At the same time as attending this, I was also engrossed in CBT. Unlike the one to one counselling, it was a more a one size fits all approach for coping with Depression. It covered the physical, behavioural and cognitive areas that Depression manifests itself in. It breaks it down to bite sized portions that you can cope with and address daily, such as exercise for the physical side, not isolating for the behavioural and rationalizing your thoughts and small, positive goal setting for the cognitive areas. These are small examples of a much bigger picture.
So, back to the course I attended last night. Well, it was only after sitting through it and thinking ‘I’ve heard this all somewhere before’ that it dawned on me that I might just be at the end of my own Therapy. Nothing came up that was new, and as I looked around the room I could see that there were a lot of people there in a far worse place than me. Maybe I had taken up a valuable place that someone else could be using after all. I don’t know, I shall go again next week and then make a decision.

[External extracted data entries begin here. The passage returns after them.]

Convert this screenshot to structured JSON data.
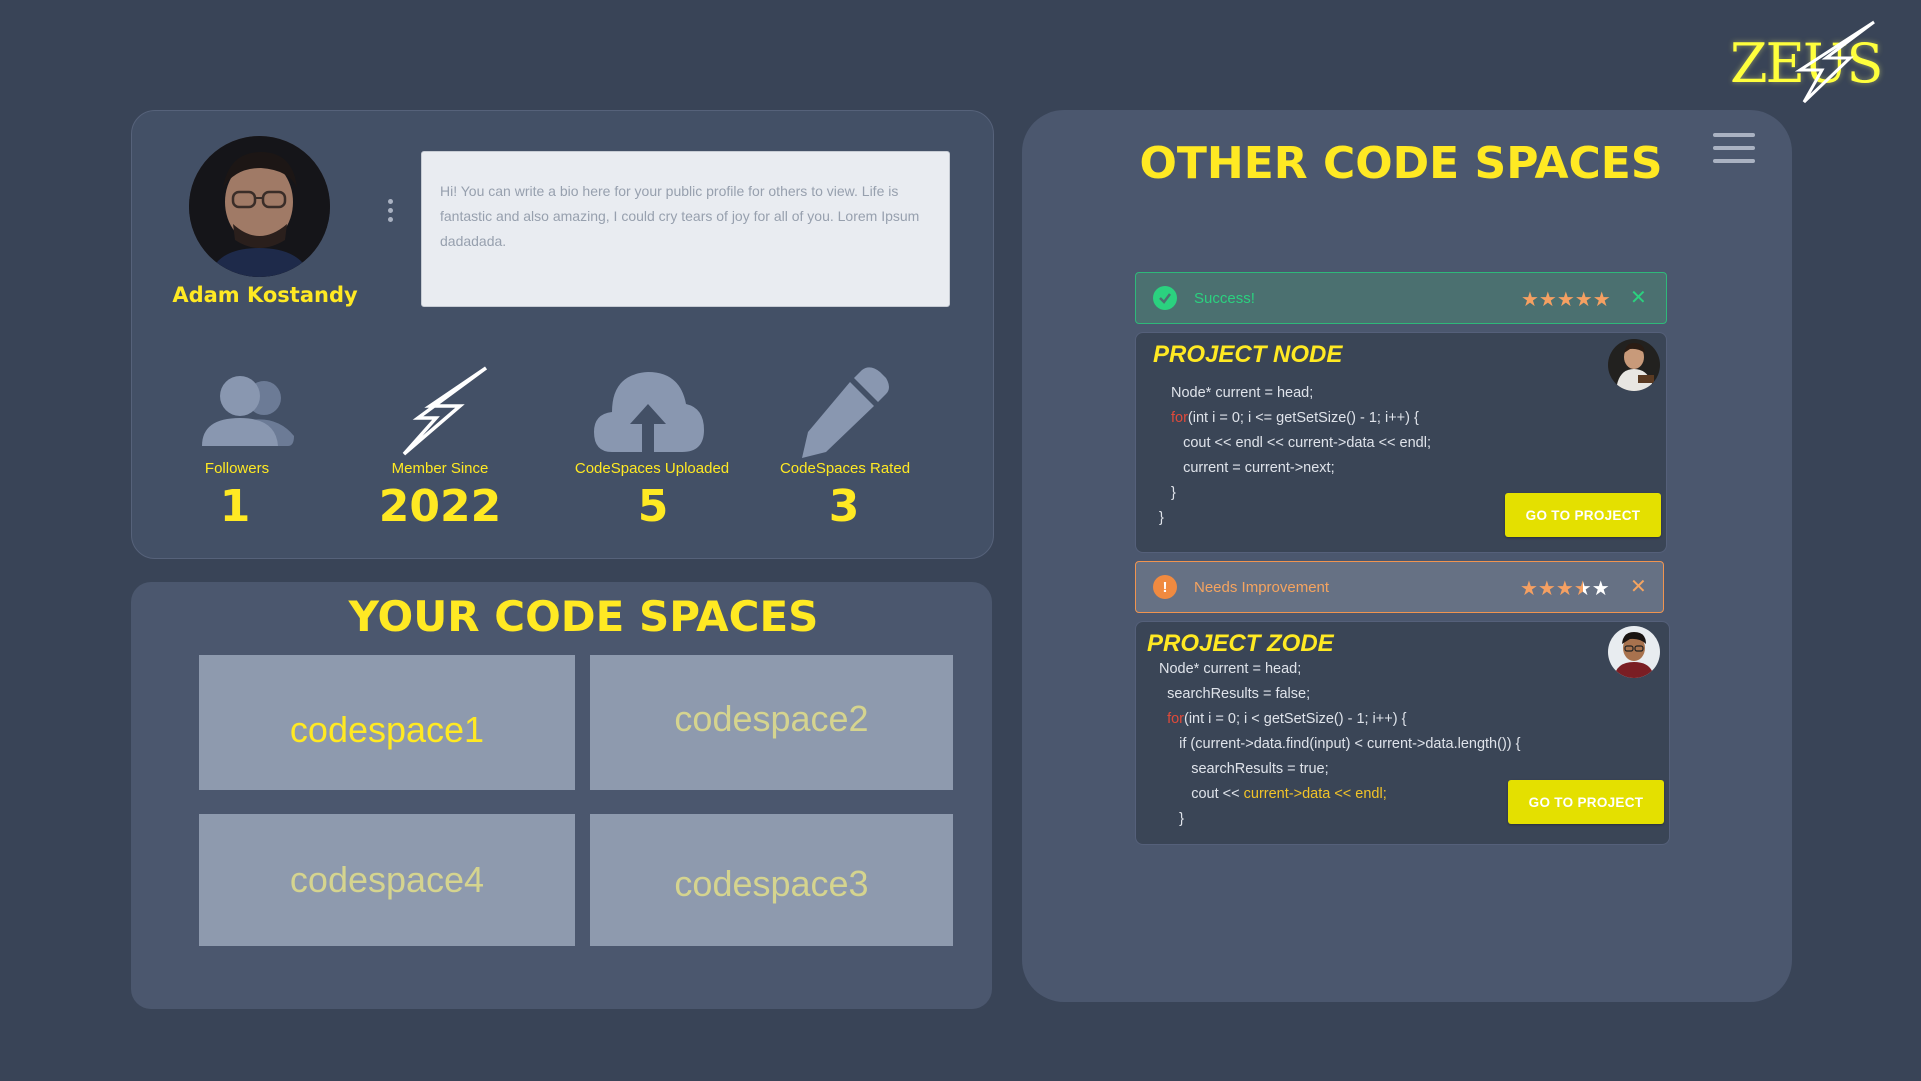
{
  "brand": {
    "logo_text": "ZEUS"
  },
  "profile": {
    "name": "Adam Kostandy",
    "bio": "Hi! You can write a bio here for your public profile for others to view. Life is fantastic and also amazing, I could cry tears of joy for all of you. Lorem Ipsum dadadada.",
    "stats": [
      {
        "label": "Followers",
        "value": "1",
        "icon": "users-icon"
      },
      {
        "label": "Member Since",
        "value": "2022",
        "icon": "lightning-icon"
      },
      {
        "label": "CodeSpaces Uploaded",
        "value": "5",
        "icon": "cloud-upload-icon"
      },
      {
        "label": "CodeSpaces Rated",
        "value": "3",
        "icon": "pencil-icon"
      }
    ]
  },
  "your_spaces": {
    "title": "YOUR CODE SPACES",
    "tiles": [
      "codespace1",
      "codespace2",
      "codespace4",
      "codespace3"
    ]
  },
  "other_spaces": {
    "title": "OTHER CODE SPACES",
    "alerts": [
      {
        "text": "Success!",
        "rating": 5,
        "color": "#2bd17f"
      },
      {
        "text": "Needs Improvement",
        "rating": 3.5,
        "color": "#f5a460"
      }
    ],
    "projects": [
      {
        "title": "PROJECT NODE",
        "button": "GO TO PROJECT",
        "code": [
          "Node* current = head;",
          "for(int i = 0; i <= getSetSize() - 1; i++) {",
          "cout << endl << current->data << endl;",
          "current = current->next;",
          "}",
          "}"
        ]
      },
      {
        "title": "PROJECT ZODE",
        "button": "GO TO PROJECT",
        "code": [
          "Node* current = head;",
          "searchResults = false;",
          "for(int i = 0; i < getSetSize() - 1; i++) {",
          "if (current->data.find(input) < current->data.length()) {",
          "searchResults = true;",
          "cout << current->data << endl;",
          "}"
        ]
      }
    ]
  },
  "colors": {
    "accent": "#ffe923",
    "background": "#394457",
    "card": "#435066"
  }
}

So what, if anything, have I learned? The first and most important thing to stress is that Depression and Addiction are just as much an illness as Measles or Diabetes. And therefore a trip to see your Doctor is absolutely essential and must not be put off for a single moment. They are far better placed to point you in the right direction than anything you might read here on the internet. And in 2012, they now have a very real understanding of these issues that they might not have had even 20 years ago Unlike a lot of illnesses that can be cured, I’m not sure these these can be, but they can be controlled. And there are many different tools you can use to do this. There is no defined right path, just many avenues all leading to the same place. I’ve also learned that no help will work if you are not willing to help yourself. You must not give in, no matter how hard that might appear to be. You must make a choice to keep holding on. You will be up and down like a pair of prostitute’s knickers, but that’s normal, and that’s so much better than just being down. Even perfectly well people have bad days where they don’t want to do anything. You must make the choice to get better. You cannot dwell. Yes, it will take a long time to feel better, but when was anything worth really having quick and easy to get? You may still be on your own at the end of the day, but you will be able to cope with that without the need to embrace oblivion.
At the end of the day, holding on is the only option you really have. And by the way, I still have trouble getting up in the morning.